Environmental connections to public health >>
Top 10 Environment Stories of the Decade -- That You Might Have Missed
EWG staffers put our heads together to come up with this list of bad news environmental stories of the last decade that people might have missed. But there were plenty of big stories that hardly anyone could have missed, such as climate change. What's on your list of the biggest environmental stories of the last 10 years?
1. Secret Gas Drilling Chemical Almost Kills Colorado Nurse Doctors ran into a medical mystery -- and a stone wall from industry -- when they tried to find what was in a gas drilling chemical that nearly killed a Colorado nurse. Aren't you glad that Congress exempted these "fracking" chemicals from regulation under the Safe Water Drinking Act?
2. Intersex Fish Turn Up All Over Are you a boy or are you a girl? That's the question that scientists are asking as they study the organs of supposedly male fish from coast to coast and find eggs in many of them. The chief suspects: endocrine-disrupting pollutants that even in tiny amounts can mimic hormones and affect sexual development.
3. Prescription Drugs in Your Drinking Water Take a swallow and call me in the morning. Antibiotics, anti-convulsants, mood stabilizers and sex hormones - they've all turned up in tests of drinking water around the country. Could there be health risks from decades of drinking water laced with combinations of potent drugs?
4. And Rocket Fuel, Too Perchlorate -- the stuff is used in rocket fuel and explosives and turns up not just in water but also in milk, lettuce, other foods - and in our bodies. It's been linked to thyroid problems in pregnant women, newborns and infants. The EPA is reconsidering its earlier decision not to regulate it in water. Stand by.
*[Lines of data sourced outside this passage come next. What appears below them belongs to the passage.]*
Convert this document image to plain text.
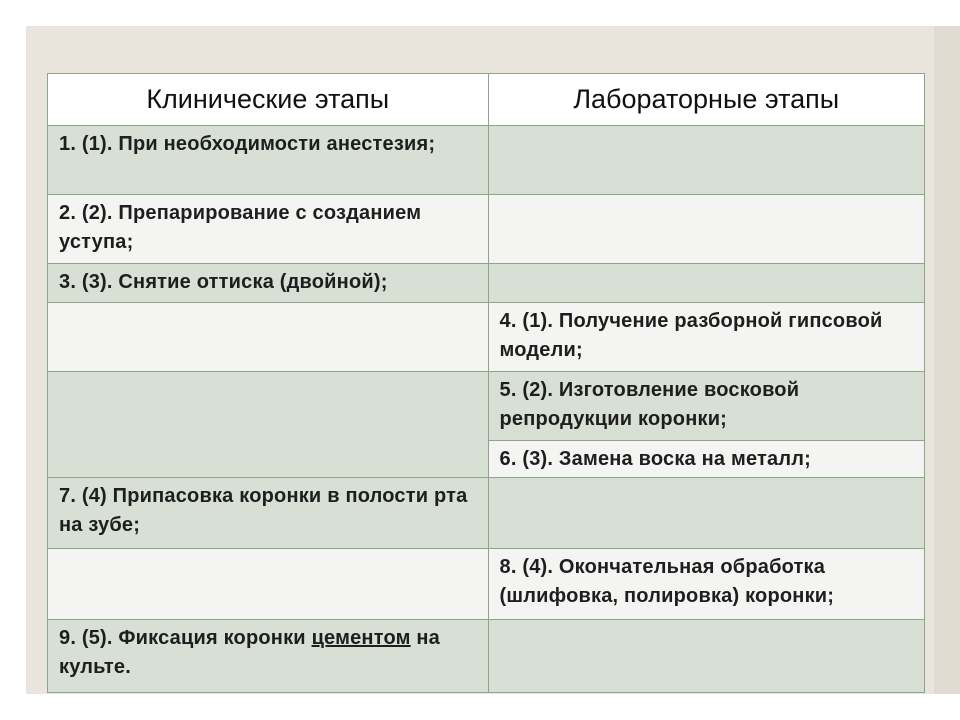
Клинические этапы	Лабораторные этапы
1. (1). При необходимости анестезия;	
2. (2). Препарирование с созданием уступа;	
3. (3). Снятие оттиска (двойной);	
	4. (1). Получение разборной гипсовой модели;
	5. (2). Изготовление восковой репродукции коронки;
	6. (3). Замена воска на металл;
7. (4) Припасовка коронки в полости рта на зубе;	
	8. (4). Окончательная обработка (шлифовка, полировка) коронки;
9. (5). Фиксация коронки цементом на культе.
5. Ethanol -- Not Just Bad Energy Policy There are a lot of reasons to question the drive for biofuels, especially corn-based ethanol, but there has been much less attention paid to what it means for air pollution and health. For people who like to breathe clean air, the balance doesn't look promising.
6. Non-stick, No-Stain and No-Good They were the miracle products that were supposed to make life easier - keeping spills from staining our couches and making it easy to clean our pots without scrubbing -- until it all went sour. Chemicals in the original Teflon and now off-the-market Scotchgard were linked to cancer and developmental problems. They have a way of polluting everything and they refuse to go away.
7. Monsanto Owns Corn (and also soybeans) 80% of the corn and 95% percent of the soybeans grown in America contain genes inserted by Monsanto scientists, and the company writes tough - and secret - licensing agreements to maintain control and lock out competitors. Now the Justice Department and some states are thinking these practices might violate anti-trust laws. Turnips, anyone?
8. Occupational Hazard: Microwave Popcorn This fun food turned to be no fun for people who make it. A strange lung malady that sickened workers in plants that make microwave popcorn was traced to a widely used butter flavoring. And one popcorn-crazy consumer was felled, too. It took a while, but OSHA finally took a look, and the stuff is being phased out.
9. Dead (Zone) on Arrival In the Gulf of Mexico, Chesapeake Bay and elsewhere, vast expanses of ocean have been turned into biological deserts as fertilizer runoff from farms washes downstream and nourish runaway algae growth, which deplete most of the oxygen when the tiny organisms die and decompose. The Gulf dead zone has more than doubled in size since the 1980s - accelerated by the boom in crops grown to make biofuels. In 2009, it was smaller than predicted, but more intense, in 2009.
10. The (Not So) Great Pacific Trash Gyre It's hard to spot from the water or even from space, but an estimated 3.5 million tons of mostly plastic trash from all over the world floats just below the surface of the Pacific, swirling slowly around in an area of circular currents twice the size of Texas. It's devastating to birds and sea creatures that think the plastic bits are food. It's time to stop adding to the mess - and then see if there's any way to clean it up.
What stories top your list of the decade's biggest environmental news??